For Vicki and Trevor personally, their little spot of paradise in Sherwood “is where we create ideas, products and services to improve our world,” she adds. “This isn’t just a family business. It’s our family mandate. We exist to model and share the restored, intentional design of people, families and businesses.”

Norris is making her third appearance at a Eugene home show.

“I’m honored to be back in Eugene,” she says. “All the exhibitors at this Good Earth home show do what we do in some way — show people how to reclaim their lives and live more holistically. We’re all part of the equation of helping people live better.”

Cutting to the quick

Norris will give four keynote addresses, each with a different emphasis. “I’ll be taking on issues people struggle with most,” she explains, noting that coping with paper seems to be everyone’s biggest problem. She also will help audiences understand how reclaiming order and health are not just activities, but lifestyles.

She also will identify the clutter hotspots at home, which usually are the office and kitchen.

Norris delights her audiences by taking on the persona of a detective. “Absolutely, I’m Nancy Drew,” she laughs. “I’ll teach you how to take out your magnifying glass and be a detective, too, in your own life.”

What she means is providing a new mindset and tools to effectively identify and recognize things in life — whether internal or external — that hold one back from what she terms “the abundant life.”

At Restoring Order, services and products to help people reclaim their lives are organized into four broad categories: household, work, health and spirit. The scope of solutions in these key areas go far beyond the surface.

For example, “Restoring Order Household” is about much more than home organizing. “We help folks reclaim what matters most in their lives,” Norris emphasizes.

In the kitchen, that can mean family relationships and dynamics directly improving as barriers are literally removed.

Through Restoring Order’s “Work” resources, Norris and her group take an expansive approach. “We focus on much more than job and workspace. It’s about enhancing the company and its employees’ contribution to the world,” she adds.

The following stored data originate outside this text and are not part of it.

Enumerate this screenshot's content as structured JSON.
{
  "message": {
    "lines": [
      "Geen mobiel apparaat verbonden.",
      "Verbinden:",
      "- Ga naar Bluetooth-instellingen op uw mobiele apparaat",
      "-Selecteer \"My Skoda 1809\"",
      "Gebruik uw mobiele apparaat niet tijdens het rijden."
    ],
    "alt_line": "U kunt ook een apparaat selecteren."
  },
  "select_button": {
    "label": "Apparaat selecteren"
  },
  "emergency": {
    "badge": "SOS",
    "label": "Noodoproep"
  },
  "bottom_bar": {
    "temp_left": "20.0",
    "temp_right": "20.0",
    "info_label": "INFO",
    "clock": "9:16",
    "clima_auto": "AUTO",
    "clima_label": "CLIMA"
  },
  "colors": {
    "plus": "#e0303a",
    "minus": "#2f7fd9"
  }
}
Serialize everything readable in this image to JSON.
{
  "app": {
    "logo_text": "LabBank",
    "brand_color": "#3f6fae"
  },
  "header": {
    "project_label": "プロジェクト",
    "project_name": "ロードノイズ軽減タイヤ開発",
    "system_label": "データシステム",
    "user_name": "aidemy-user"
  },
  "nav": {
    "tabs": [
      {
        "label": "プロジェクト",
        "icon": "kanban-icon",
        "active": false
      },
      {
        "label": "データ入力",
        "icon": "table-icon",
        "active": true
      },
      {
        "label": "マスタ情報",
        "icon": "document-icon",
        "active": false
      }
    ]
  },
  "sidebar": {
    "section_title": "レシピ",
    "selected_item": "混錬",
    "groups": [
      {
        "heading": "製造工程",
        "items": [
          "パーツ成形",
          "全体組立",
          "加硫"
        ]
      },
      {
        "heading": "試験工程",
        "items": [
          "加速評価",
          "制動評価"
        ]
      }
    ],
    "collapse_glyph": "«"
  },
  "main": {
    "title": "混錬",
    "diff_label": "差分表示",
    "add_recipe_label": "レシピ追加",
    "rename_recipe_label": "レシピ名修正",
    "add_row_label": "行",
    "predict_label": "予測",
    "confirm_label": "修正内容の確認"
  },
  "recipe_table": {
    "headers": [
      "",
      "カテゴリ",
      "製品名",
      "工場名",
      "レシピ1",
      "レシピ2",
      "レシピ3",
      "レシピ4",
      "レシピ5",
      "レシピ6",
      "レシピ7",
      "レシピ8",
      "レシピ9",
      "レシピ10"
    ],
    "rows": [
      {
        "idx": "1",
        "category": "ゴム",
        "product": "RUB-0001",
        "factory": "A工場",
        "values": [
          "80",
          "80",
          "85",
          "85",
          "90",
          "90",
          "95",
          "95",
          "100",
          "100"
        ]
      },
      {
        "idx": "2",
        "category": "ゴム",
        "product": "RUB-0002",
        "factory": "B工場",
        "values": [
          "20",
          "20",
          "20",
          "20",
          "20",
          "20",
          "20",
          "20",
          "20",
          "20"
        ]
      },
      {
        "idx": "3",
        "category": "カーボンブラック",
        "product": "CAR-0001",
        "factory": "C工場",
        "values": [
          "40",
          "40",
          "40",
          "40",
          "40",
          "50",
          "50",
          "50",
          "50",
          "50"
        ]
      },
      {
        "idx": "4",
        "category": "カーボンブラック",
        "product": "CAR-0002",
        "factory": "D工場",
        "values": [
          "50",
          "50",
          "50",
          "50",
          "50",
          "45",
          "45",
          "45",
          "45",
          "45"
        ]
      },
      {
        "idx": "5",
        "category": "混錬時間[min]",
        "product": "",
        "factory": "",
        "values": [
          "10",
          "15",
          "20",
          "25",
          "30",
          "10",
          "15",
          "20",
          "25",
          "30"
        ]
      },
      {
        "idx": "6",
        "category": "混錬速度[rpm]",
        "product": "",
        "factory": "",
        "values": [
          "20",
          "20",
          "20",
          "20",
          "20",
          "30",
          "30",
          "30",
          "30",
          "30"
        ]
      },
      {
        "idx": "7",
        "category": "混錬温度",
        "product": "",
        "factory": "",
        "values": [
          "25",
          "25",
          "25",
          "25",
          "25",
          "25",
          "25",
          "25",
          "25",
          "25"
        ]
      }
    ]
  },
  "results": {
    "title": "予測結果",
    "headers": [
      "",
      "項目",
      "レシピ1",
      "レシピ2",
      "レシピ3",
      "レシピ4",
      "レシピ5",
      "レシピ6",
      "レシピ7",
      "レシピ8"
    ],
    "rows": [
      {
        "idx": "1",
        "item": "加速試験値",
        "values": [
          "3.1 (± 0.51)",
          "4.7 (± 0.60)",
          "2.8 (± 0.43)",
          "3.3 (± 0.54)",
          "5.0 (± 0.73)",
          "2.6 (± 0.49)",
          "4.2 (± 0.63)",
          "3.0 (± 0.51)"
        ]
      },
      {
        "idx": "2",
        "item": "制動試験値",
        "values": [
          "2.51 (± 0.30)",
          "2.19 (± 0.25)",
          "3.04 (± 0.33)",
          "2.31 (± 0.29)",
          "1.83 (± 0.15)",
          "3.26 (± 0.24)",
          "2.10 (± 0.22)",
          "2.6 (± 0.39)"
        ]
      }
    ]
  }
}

In Restoring Order’s “Health” category, services and training have emerged over the past few years as Norris recognized a growing need among clientele for restored health. The couple emphasize reclaiming health holistically and helping people become their own health advocate.

Then there’s that very interesting fourth category of consulting: products and training under “Spirit.” This area focuses on living life “victoriously,” as Norris terms it, and dealing effectively with internal noise.

Norris aptly sums it all up: “Ordering your life helps you reclaim your story and get back in the driver’s seat. Becoming a Life Reclaimist is about freeing yourself from unnecessary clutter to enable a richly rewarding journey through life.”